Modulation of steroidogenesis in choriocarcinoma cells by cholera toxin, phorbol ester, epidermal growth factor and insulin-like growth factor I

Abstract

The effects of cholera toxin (CT), which stimulates adenylate cyclase, 12-0-tetradecanoylphorbol 13-acetate (TPA), a protein kinase C activator, epidermal growth factor (EGF) and insulin-like growth factor I (IGF-I) on progesterone (P) and estradiol (E2) secretion by human choriocarcinoma JEG-3 cells were studied. During a 48 h incubation, CT, TPA and EGF stimulated P production in a concentration-dependent manner, whereas IGF-I was without effect. CT (1.0 ng/ml), TPA (10 ng/ml) and EGF (10 ng/ml) stimulated P production maximally 4.3-, 3.3- and 2.3-fold over basal, respectively. When added together with CT, TPA and EGF stimulated P production 10.0- and 5.0-fold over basal production showing that the effects of CT plus TPA were more than additive but those of CT plus EGF less than additive. Time-course studies indicated that the effects were detectable at 12 h, and continued to increase up to 48 h. The conversion of added dehydroepiandrosterone sulfate (DHEAS) to E 2 was stimulated by CT and TPA and inhibited by IGF-I in a concentration-dependent manner.
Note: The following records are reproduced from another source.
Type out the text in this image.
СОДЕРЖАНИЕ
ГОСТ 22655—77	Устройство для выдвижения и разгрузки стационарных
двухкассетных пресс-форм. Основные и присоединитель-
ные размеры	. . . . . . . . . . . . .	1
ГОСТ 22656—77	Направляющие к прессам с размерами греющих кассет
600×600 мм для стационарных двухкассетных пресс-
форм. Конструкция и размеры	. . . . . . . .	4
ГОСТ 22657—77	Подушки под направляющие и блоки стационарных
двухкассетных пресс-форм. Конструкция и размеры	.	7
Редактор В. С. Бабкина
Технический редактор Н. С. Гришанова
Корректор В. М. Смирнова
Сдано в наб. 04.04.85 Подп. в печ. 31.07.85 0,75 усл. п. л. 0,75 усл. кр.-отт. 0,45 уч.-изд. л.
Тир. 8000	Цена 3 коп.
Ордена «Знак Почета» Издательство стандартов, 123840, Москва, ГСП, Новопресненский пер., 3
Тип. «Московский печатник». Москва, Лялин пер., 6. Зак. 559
By contrast, EGF had no effect. The maximal responses in E 2 production were 3.2- and 2.0-fold over unstimulated cells by CT (1.0 ng/ml) and TPA (10 ng/ml), respectively. When both agents were added together, their effects on E 2 production were additive with 5.5-fold increase over unstimulated cells. IGF-I (30 ng/ml) inhibited maximally basal and CT-stimulated E2 production by 33% and 42%, respectively. Time-course studies indicated that the stimulatory effects obtained with CT and TPA were detectable at 12 h and increased up to 72 h, whereas the inhibitory effects of IGF-I on basal and CT-stimulated E2 production were seen after 24 h and they continued up to 72 h. The results suggest that the secretion of P and E 2 in JEG-3 cells is similarly stimulated by CT and TPA. By contrast, polypeptide growth factors EGF and IGF-I have differential effects on steroidogenesis in these cells. EGF stimulated P production without affecting E 2, whereas IGF-I inhibited E 2 but had no effect on P production.